A Sandbox for Science and Technology
The following was written by KOSU’s Quinton Chandler.
Innovation may be the key ingredient in entrepreneurship, but there can also be room for community, culture, and collaboration…
“There’s a little industrial sized Roomba that a guy’s been making, doesn’t look like much right now, anyways its got three orbital sanders and it’ll kind of move around automatically and bump into stuff like a roomba but it’s industrial sized. Just kind of funny,” said one of the founders of OHM Space, Dylan Mackey.
The soon to be robot sits quietly in a dim wide-open space packed with equipment and tools. The floor is concrete covered in thin layers of dust, there are no doors just empty frames, and the walls are lined with workspaces, equipment, and machines I’ve never seen before. Last year, Mackey along with Jason Stone, started the non-profit.
“OHM is the symbol of resistance in electronics, so there’s OHM’s Law and OHM’s Law is the basic formula for all electronics.”
Dylan says it’s the first of its kind in Oklahoma City. They’re like a club for computer scientists, engineers, mechanics, carpenters, and the list goes on. They work in a common space and frequently pool their knowledge and resources to make…..well anything.
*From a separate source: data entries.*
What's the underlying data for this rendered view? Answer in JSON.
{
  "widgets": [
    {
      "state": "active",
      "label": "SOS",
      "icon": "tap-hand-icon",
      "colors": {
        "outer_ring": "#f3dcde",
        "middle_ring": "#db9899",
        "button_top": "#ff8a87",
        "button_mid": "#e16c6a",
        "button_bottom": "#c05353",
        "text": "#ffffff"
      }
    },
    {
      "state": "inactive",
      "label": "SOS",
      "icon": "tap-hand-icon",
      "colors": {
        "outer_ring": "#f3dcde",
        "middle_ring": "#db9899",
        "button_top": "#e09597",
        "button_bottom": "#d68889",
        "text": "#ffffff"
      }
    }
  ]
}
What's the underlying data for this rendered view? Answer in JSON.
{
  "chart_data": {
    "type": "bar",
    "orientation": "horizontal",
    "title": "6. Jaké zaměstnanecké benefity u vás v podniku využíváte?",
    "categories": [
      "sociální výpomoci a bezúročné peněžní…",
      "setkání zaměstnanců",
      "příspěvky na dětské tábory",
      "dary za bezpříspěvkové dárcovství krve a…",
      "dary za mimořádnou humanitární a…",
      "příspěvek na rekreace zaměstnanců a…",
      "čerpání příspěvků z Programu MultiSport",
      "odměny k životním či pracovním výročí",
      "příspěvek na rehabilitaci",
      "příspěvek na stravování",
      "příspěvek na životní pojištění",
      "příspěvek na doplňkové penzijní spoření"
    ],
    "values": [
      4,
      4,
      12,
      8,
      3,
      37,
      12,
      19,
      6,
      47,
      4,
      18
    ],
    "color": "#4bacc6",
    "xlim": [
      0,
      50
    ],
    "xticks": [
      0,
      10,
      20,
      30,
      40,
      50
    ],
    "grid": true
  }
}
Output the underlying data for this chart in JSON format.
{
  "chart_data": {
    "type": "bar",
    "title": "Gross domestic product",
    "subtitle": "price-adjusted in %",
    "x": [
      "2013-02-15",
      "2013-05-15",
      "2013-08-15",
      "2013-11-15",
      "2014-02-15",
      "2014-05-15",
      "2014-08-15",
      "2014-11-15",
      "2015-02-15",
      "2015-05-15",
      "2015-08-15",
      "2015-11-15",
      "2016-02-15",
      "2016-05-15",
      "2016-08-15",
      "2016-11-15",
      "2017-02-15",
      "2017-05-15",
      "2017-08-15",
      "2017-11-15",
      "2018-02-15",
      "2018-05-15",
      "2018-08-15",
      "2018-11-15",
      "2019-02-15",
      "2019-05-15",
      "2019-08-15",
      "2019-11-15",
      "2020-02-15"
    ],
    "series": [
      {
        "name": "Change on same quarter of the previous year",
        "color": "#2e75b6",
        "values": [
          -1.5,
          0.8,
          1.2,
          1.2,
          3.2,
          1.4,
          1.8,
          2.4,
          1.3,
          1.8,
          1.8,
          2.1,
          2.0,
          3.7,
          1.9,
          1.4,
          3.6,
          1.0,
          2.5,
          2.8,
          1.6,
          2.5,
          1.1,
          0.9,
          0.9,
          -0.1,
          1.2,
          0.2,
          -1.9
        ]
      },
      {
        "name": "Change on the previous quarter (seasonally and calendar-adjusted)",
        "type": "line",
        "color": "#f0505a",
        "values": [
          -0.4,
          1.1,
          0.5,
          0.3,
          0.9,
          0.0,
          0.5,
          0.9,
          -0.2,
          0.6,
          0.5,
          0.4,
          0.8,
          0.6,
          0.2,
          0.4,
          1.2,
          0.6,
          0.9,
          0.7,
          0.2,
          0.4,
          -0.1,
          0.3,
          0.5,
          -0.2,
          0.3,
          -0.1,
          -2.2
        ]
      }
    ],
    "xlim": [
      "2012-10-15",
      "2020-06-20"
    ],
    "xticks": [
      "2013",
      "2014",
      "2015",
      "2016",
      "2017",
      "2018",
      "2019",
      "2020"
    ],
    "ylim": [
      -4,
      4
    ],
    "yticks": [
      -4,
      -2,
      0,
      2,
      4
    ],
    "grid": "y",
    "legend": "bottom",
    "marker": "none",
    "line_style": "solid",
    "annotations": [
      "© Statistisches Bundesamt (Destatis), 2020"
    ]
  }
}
“You know if you have an idea for a product you can’t go to a machine shop and prototype that they’re going to charge you like thousands of dollars. That’s kind of the goal of this is to give people access to tools they can be able to make things. I think that’s huge. I feel like we’re in the information age and everybody should have access to the ability to manufacture things.”
Dylan told me to think of OHM as a genetics lab for business, a place where people are free to develop ideas and turn their designs into realities.
“I’d love for everybody to be able to make an additional $50,000 to $100,000 a year because they came here and played around with equipment and then they came up with an idea and they were around people that were helping them solve problems.”
Once The Space goes public, they want it to be a kind of community center open to everyone from Apple software engineers to school kids.
“Think of us as like a boys and girls club with really cool technology. I also say it’s like a gym membership for engineers so instead of playing basketball they’re learning how to build robots or their building their own robot,” said Drew Hendricks, another OHM leader.
Robots are cliché for science clubs and engineering festivals but the first machine OHM’s members unveiled, didn’t beep or sport any bright flashing lights. Enter the 3D printer and its handler, Jason Stone.
“Basically the way this works is it draws in melted plastic a little picture and then it moves up a very small amount and will draw another picture on top of the picture that it had just previously drawn and so if it continuously does that hundreds of times when you’re done you have a solid object.”
The Space is littered with expensive and powerful machines, like the computer-controlled mills and pottery kilns kept in the basement.
Like the one above, this room gives the impression of a construction site, there’s nowhere to sit, workbenches are the closest thing to furniture, those and the huge metal workers OHM’s members will use to make their machine parts. Some of the members, the gear heads of The Space, are working on one of the mills.
“Those are like over a $100,000 you can make an engine block on that, here’s another mill that we’ve got, now see that one it changes the tips automatically, this is the same kind of machine that you make Mac Book Pros on.”
An IT professional named Mike is not a member of OHM but still sees The Space as a huge advantage.
“I come in on Tuesday nights I read books, ask questions, I have a lab at the house that I get to play with and practice with. So it’s neat to come up and talk with experienced users who have had experience working in the field and answering calls that saved a lot of data.”
When The Space goes public, Dylan would like to see more Mikes at OHM picking the brains of industry professionals. He has OHM on a fast track.
“I’d like to see maybe twenty of these in five years at least. I’d like for the business model and the finances to be sound enough that we could start to just duplicate The Space and with our assets be able to replicate our machines and then we could start putting these spaces in cities across the state, say in Ardmore and Shawnee.”
He wants to make the services of OHM widely available especially in places that have nothing like it.
“Individuals get a lot out of this, they could stand to make money better their quality of life, but the city overall is also going to benefit from it. From just increased education, awareness, social responsibility, encouraging people to be more involved with the process of making things, they’re not detached.
“It’s not just something you buy at Wal-Mart anymore you kind of understand it you could build it yourself.”
OHM has just applied with the IRS for status as a non-profit educational charity. If approved, OHM is guaranteed some grants that may make Dylan and Jason’s vision for The Space come true.